Walking through the Kino International you cannot help but to soak up the Communist era feeling that has been preserved and delicately upgraded with LED lights and other discreet touches. The western make of the concessions on offer and the modern point-of-sale are the only give-aways that we are not still in the time of repression and paranoia, as depicted in “The Lives of Others”. One can quite easily imagine oneself a Party Bigwig having a drink with Manfred Krug, Erwin Geschonneck or other DEFA stars of those days.
The velvet seats are comfortable and both the sound and picture are of the highest possible quality, having been upgraded to digital and with no less attention paid on the standard of the equipment behind the scenes than the interior. Yorck might not have been the first chain to go digital in Germany, but still maintain a quality of presentation that is exemplary.
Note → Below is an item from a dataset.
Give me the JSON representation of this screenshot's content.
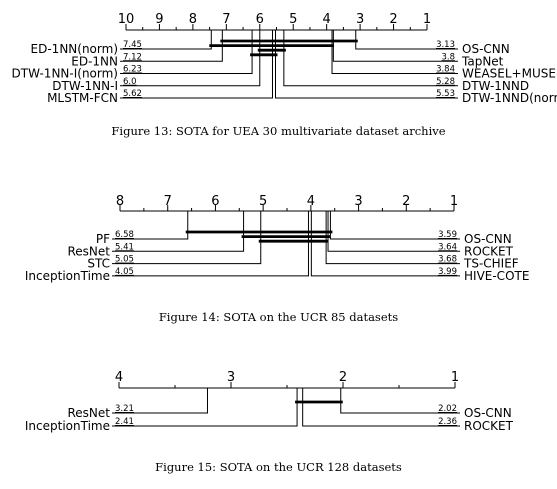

Smaller distributors sometimes grumble about the strong grip that Yorck exerts on the independent and art-house market in Berlin, sometimes, it is alleged, at the expense of programming of smaller independent cinemas. However it also guarantees solid programming of the best art-house fare, even as nominally art-house operators like Picturehouse and Everyman in the United Kingdom increasingly also program the latest James Bond and Star Wars installments. On my visit it was “Vor der Morgenröt” about author Stefan Zweig’s exile in the Americas, playing in its third week.
Each film is preceded by trailers for operas and classical music concerts. Not event cinema live projections of these, mind you, but the actual events themselves. This is the power of programming a network of 11 premiere art-house screens in one of the main cultural capitals of Europe. The film had a good turn out, even for an art-house hit, given that it was the middle of the week, several weeks into its run.
Kino International is obviously keen to protect its image – hence the draconian ‘no photography’ blanket ban. But for all its retro ‘Verboten’ inclinations, it cannot also help being part of the anarchic and bohemian alternative Berlin. After the film we did not stay for a drink but headed across the road to the no-less retro Babette Bar, which used to be a cosmetic shop in GDR days, but today is a trendy hangout for the hipsters of the Friedrichshain neighbourhood.
At the end of the evening we managed to successfully smuggle our digital camera roll, concealed inside a ‘mobile telephone’, past the Checkpoint Charlie museum in Mitte and back into western Berlin to share with you this Crown Jewel of a cinema on the other side.